Some 50,287 PCR and antigen rapid tests were conducted, which based on the 602 new cases of SARS-CoV-2, generated a test positivity rate of 1.20%, marginally down from Tuesday’s 1.21%, but still significantly higher than the benchmark 1.00%.

In all, Cyprus has had 53,254 infections during the past 13 months.

About 120 were diagnosed through contact tracing, 172 from private lab and hospital tests, and 310 were identified from the national rapid testing programme.

Of these, 92 were in Limassol (test positivity rate 0.95%), 70 in Nicosia (0.59%), 59 in Larnaca (1.04%), 19 in Paphos (0.56%) and 12 in Famagusta district (0.59%).

Two tested positive from 544 test samples taken from residents and workers in retirement homes, three had COVID-19 among 439 pupils in elementary schools and 24 from 9,814 high school students.

All of the 437 samples taken from passengers arriving at Larnaca and Paphos airports were negative.

 

Janssen vaccinations suspended

The health ministry said that 2,400 single-dose vaccines from Johnson & Johnson have been put on hold following a recommendation by the manufacturer, as a precautionary measure in anticipation of the investigation into probable cases of thrombosis that were recorded in the U.S.

At the same time, health officials said that Cyprus may introduce age restrictions on AstraZeneca’s COVID-19 jab administration, following links to very rare blood clotting incidents.

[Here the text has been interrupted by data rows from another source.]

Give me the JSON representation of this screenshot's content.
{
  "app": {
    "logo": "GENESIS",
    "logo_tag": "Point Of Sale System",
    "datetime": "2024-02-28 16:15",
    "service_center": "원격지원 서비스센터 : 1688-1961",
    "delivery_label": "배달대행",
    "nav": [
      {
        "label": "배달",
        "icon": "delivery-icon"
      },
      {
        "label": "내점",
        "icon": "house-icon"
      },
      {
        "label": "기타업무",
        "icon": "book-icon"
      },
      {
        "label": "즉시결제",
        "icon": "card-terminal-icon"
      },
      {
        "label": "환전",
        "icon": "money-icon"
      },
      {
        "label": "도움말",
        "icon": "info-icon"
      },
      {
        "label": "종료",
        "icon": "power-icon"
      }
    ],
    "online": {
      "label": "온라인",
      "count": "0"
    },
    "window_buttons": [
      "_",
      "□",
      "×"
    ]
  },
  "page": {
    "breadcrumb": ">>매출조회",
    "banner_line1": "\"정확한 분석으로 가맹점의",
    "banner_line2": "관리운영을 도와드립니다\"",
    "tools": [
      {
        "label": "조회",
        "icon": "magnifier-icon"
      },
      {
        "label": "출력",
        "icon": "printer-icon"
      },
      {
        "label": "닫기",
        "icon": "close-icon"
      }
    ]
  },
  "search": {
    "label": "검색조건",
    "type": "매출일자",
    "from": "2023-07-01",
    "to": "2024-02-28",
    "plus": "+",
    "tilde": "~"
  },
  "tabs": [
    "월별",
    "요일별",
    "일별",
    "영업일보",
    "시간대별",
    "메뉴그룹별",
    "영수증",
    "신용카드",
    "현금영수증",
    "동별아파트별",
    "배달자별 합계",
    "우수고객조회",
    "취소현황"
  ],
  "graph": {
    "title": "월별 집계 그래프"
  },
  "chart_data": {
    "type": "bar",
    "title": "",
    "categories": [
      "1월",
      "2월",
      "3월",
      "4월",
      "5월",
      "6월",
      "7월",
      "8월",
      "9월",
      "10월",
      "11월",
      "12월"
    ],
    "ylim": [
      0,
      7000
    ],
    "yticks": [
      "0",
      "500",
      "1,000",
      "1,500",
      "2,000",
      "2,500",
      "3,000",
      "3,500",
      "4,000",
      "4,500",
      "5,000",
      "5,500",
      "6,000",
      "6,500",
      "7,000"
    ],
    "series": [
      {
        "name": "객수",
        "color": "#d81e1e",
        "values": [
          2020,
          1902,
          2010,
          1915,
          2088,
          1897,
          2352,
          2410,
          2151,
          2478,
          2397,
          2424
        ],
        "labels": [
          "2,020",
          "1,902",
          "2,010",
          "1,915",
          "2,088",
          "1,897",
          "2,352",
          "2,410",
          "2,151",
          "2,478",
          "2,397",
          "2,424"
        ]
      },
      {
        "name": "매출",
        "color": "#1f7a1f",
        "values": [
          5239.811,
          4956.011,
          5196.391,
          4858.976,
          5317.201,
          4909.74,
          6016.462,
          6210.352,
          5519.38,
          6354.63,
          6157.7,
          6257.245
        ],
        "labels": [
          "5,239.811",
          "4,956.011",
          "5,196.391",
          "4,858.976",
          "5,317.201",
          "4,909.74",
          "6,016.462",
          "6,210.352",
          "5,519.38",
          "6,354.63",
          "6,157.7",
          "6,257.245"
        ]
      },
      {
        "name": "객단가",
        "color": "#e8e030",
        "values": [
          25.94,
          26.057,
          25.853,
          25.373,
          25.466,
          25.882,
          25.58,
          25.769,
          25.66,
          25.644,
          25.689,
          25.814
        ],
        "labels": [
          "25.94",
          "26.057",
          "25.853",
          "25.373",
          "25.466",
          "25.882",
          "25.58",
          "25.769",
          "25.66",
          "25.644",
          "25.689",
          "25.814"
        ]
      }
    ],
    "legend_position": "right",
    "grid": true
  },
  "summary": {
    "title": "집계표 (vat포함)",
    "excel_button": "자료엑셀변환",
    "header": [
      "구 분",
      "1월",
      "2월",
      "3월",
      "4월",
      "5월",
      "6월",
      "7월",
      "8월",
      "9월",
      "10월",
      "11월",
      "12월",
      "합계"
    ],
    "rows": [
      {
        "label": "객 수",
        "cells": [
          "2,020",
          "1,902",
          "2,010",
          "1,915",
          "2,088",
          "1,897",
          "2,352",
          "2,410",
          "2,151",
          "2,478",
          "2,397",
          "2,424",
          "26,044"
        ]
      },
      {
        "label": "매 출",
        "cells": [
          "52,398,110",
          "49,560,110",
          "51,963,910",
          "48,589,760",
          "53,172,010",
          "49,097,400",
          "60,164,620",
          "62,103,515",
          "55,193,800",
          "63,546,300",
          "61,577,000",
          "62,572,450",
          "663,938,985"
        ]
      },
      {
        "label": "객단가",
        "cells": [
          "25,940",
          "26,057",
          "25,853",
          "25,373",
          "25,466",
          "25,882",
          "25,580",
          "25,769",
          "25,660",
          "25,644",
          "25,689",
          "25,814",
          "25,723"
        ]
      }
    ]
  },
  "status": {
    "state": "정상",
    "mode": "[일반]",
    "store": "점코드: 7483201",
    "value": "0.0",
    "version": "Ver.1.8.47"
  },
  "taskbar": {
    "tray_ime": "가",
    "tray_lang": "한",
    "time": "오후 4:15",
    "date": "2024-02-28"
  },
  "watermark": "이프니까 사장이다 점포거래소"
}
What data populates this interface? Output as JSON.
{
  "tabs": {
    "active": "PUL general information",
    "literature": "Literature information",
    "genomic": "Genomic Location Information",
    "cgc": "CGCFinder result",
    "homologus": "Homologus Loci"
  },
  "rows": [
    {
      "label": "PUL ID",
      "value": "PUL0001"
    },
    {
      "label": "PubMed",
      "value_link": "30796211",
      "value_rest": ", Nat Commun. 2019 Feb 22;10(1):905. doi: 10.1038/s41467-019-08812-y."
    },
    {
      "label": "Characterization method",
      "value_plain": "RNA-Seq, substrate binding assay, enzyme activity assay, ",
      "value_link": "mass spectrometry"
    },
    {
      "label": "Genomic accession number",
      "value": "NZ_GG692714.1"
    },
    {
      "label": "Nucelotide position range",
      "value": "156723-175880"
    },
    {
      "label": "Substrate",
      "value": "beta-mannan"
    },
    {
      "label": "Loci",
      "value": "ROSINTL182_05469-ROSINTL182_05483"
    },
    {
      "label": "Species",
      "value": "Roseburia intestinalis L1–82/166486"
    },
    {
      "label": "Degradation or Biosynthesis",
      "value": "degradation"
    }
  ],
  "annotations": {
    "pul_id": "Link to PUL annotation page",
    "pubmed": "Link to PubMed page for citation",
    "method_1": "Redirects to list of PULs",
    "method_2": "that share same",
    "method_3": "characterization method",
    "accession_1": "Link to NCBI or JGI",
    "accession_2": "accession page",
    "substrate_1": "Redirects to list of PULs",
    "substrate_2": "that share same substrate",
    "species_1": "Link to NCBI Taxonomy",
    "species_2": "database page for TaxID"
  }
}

As Europe’s drug regulator (EMA) continues to look into reports of rare blood clots linked to the vaccine, Health Ministry spokesperson Margarita Kyriakou, said one option is to introduce an age limit on the vaccine, much in the fashion of Greece and the UK that have prohibited the administration to people under the age of 30.

Kyriacou said the “ratio of people becoming ill from the AstraZeneca shot is infinitesimal compared to the other risks they face on a day-to-day basis”.

The matter was reportedly taken up by scientists working on Cyprus’ vaccination rollout during their ‘virtual’ meeting on Tuesday.

Scientists could suggest restricting the AstraZeneca jab to people under the age of 59, or even 40.

There is disagreement over other measures that should be taken.

Denmark on Wednesday become the first country to cease administering AstraZeneca entirely, with Bulgaria possibly doing the same.

In the US, infectious disease official Anthony Fauci indicated the jab might not be used.